Auch in der direkten Kommunikation mit anderen funktioniert das Turtle Beach Stealth 500 wunder-bar und ohne Probleme. Bei einem Teams Meeting konnten mich meine Kollegen auf der Arbeit bestens verstehen und ich sie auch. Nur bei der Lautstärke musste ich etwas nachhelfen, da das Stealth 500 von Haus aus eher etwas leiser eingestellt ist – was absolut in Ordnung geht.

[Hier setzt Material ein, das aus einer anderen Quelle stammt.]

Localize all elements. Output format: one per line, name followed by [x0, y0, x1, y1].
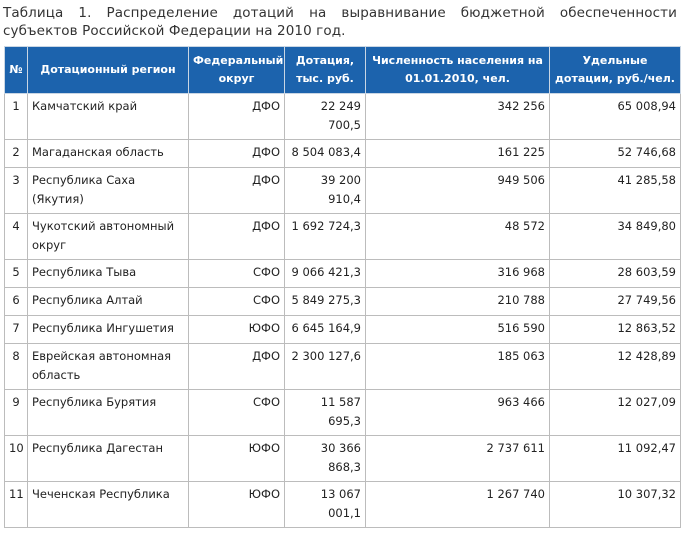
table-row: 1 Камчатский край ДФО 22 249 700,5 342 2… [4, 93, 681, 140]
cell-population: 185 063 [365, 343, 550, 390]
header-population: Численность населения на 01.01.2010, чел… [365, 46, 550, 94]
cell-population: 342 256 [365, 93, 550, 140]
cell-region: Республика Саха (Якутия) [27, 167, 189, 214]
cell-okrug: ДФО [188, 343, 285, 390]
cell-dotation: 39 200 910,4 [284, 167, 366, 214]
cell-num: 8 [4, 343, 28, 390]
cell-okrug: СФО [188, 389, 285, 436]
cell-population: 516 590 [365, 315, 550, 344]
table-row: 5 Республика Тыва СФО 9 066 421,3 316 96… [4, 259, 681, 288]
cell-per-capita: 10 307,32 [549, 481, 681, 528]
cell-per-capita: 52 746,68 [549, 139, 681, 168]
cell-dotation: 30 366 868,3 [284, 435, 366, 482]
table-row: 9 Республика Бурятия СФО 11 587 695,3 96… [4, 389, 681, 436]
cell-region: Магаданская область [27, 139, 189, 168]
table-row: 6 Республика Алтай СФО 5 849 275,3 210 7… [4, 287, 681, 316]
cell-num: 9 [4, 389, 28, 436]
cell-per-capita: 65 008,94 [549, 93, 681, 140]
cell-region: Камчатский край [27, 93, 189, 140]
cell-num: 5 [4, 259, 28, 288]
cell-per-capita: 12 863,52 [549, 315, 681, 344]
cell-population: 316 968 [365, 259, 550, 288]
header-dotation: Дотация, тыс. руб. [284, 46, 366, 94]
cell-per-capita: 12 027,09 [549, 389, 681, 436]
cell-num: 7 [4, 315, 28, 344]
cell-per-capita: 41 285,58 [549, 167, 681, 214]
cell-per-capita: 34 849,80 [549, 213, 681, 260]
cell-per-capita: 28 603,59 [549, 259, 681, 288]
cell-okrug: ДФО [188, 139, 285, 168]
cell-okrug: ДФО [188, 213, 285, 260]
cell-okrug: ЮФО [188, 315, 285, 344]
table-row: 4 Чукотский автономный округ ДФО 1 692 7… [4, 213, 681, 260]
cell-num: 6 [4, 287, 28, 316]
cell-okrug: СФО [188, 259, 285, 288]
table-row: 3 Республика Саха (Якутия) ДФО 39 200 91… [4, 167, 681, 214]
cell-dotation: 5 849 275,3 [284, 287, 366, 316]
cell-population: 1 267 740 [365, 481, 550, 528]
header-okrug: Федеральный округ [188, 46, 285, 94]
cell-per-capita: 11 092,47 [549, 435, 681, 482]
cell-region: Чукотский автономный округ [27, 213, 189, 260]
table-row: 8 Еврейская автономная область ДФО 2 300… [4, 343, 681, 390]
cell-dotation: 2 300 127,6 [284, 343, 366, 390]
cell-num: 11 [4, 481, 28, 528]
cell-dotation: 9 066 421,3 [284, 259, 366, 288]
cell-per-capita: 12 428,89 [549, 343, 681, 390]
cell-population: 963 466 [365, 389, 550, 436]
cell-dotation: 6 645 164,9 [284, 315, 366, 344]
cell-region: Чеченская Республика [27, 481, 189, 528]
table-row: 11 Чеченская Республика ЮФО 13 067 001,1… [4, 481, 681, 528]
cell-region: Республика Алтай [27, 287, 189, 316]
cell-num: 3 [4, 167, 28, 214]
cell-dotation: 22 249 700,5 [284, 93, 366, 140]
cell-dotation: 13 067 001,1 [284, 481, 366, 528]
cell-region: Еврейская автономная область [27, 343, 189, 390]
cell-num: 1 [4, 93, 28, 140]
header-region: Дотационный регион [27, 46, 189, 94]
cell-dotation: 8 504 083,4 [284, 139, 366, 168]
cell-population: 949 506 [365, 167, 550, 214]
cell-region: Республика Дагестан [27, 435, 189, 482]
cell-okrug: ЮФО [188, 481, 285, 528]
table-row: 2 Магаданская область ДФО 8 504 083,4 16… [4, 139, 681, 168]
cell-okrug: ДФО [188, 93, 285, 140]
cell-region: Республика Бурятия [27, 389, 189, 436]
cell-population: 2 737 611 [365, 435, 550, 482]
cell-region: Республика Ингушетия [27, 315, 189, 344]
cell-okrug: СФО [188, 287, 285, 316]
cell-dotation: 1 692 724,3 [284, 213, 366, 260]
cell-okrug: ЮФО [188, 435, 285, 482]
table-caption: Таблица 1. Распределение дотаций на выра… [3, 5, 677, 39]
cell-okrug: ДФО [188, 167, 285, 214]
header-per-capita: Удельные дотации, руб./чел. [549, 46, 681, 94]
cell-population: 161 225 [365, 139, 550, 168]
table-header-row: № Дотационный регион Федеральный округ Д… [4, 46, 681, 94]
header-num: № [4, 46, 28, 94]
subsidies-table: № Дотационный регион Федеральный округ Д… [4, 46, 681, 528]
cell-num: 10 [4, 435, 28, 482]
cell-per-capita: 27 749,56 [549, 287, 681, 316]
table-row: 7 Республика Ингушетия ЮФО 6 645 164,9 5… [4, 315, 681, 344]
table-row: 10 Республика Дагестан ЮФО 30 366 868,3 … [4, 435, 681, 482]
cell-dotation: 11 587 695,3 [284, 389, 366, 436]
cell-num: 4 [4, 213, 28, 260]
cell-population: 48 572 [365, 213, 550, 260]
cell-num: 2 [4, 139, 28, 168]
cell-population: 210 788 [365, 287, 550, 316]
cell-region: Республика Тыва [27, 259, 189, 288]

Kommen wir zum Schluss noch zur Akku-Laufzeit. Diese liegt laut Hersteller bei 40 Stunden. Nach dem wochenlangen Einsatz kann ich bestätigen, dass wir dieser Zahl sehr nahe kommen. Für ein Gerät in dieser Preisklasse absolut herausragend. Und sollte dem Headset mal der Saft ausgehen, ladet ihr es per mitgeliefertem Kabel einfach an der Steckdose schnell auf.

Fazit

Mit dem Turtle Beach Stealth 500 hat der kalifornische Hersteller ein richtig starkes Headset auf den Markt geworfen, das Gamern für unter 100,- Euro einiges bietet. Sei es die schicke (Plastik-)Optik, die leichte Handhabung, der Tragekomfort oder der Klang – das Stealth 500 hat mit dieser Leistung in der gleichen Preisklasse keine direkte Konkurrenz. Es bietet euch ein Sound-Erlebnis, das ich so eher von teureren Geräten erwarten würde. Einziges Manko ist, dass ihr euch entscheiden sollt, ob ihr das Headset für PlayStation oder Xbox nutzen wollt. Beides geht nicht. Dafür ist die Switch und der PC immer mit an Bord. Aber aufgrund der anderen Stärken kann ich hier gerne ein Auge bzw Ohr zudrücken. Das Turtle Beach Stealth 500 ist damit eine absolute Empfehlung von mir, wenn ihr euch nach einem neuen Headset umschaut.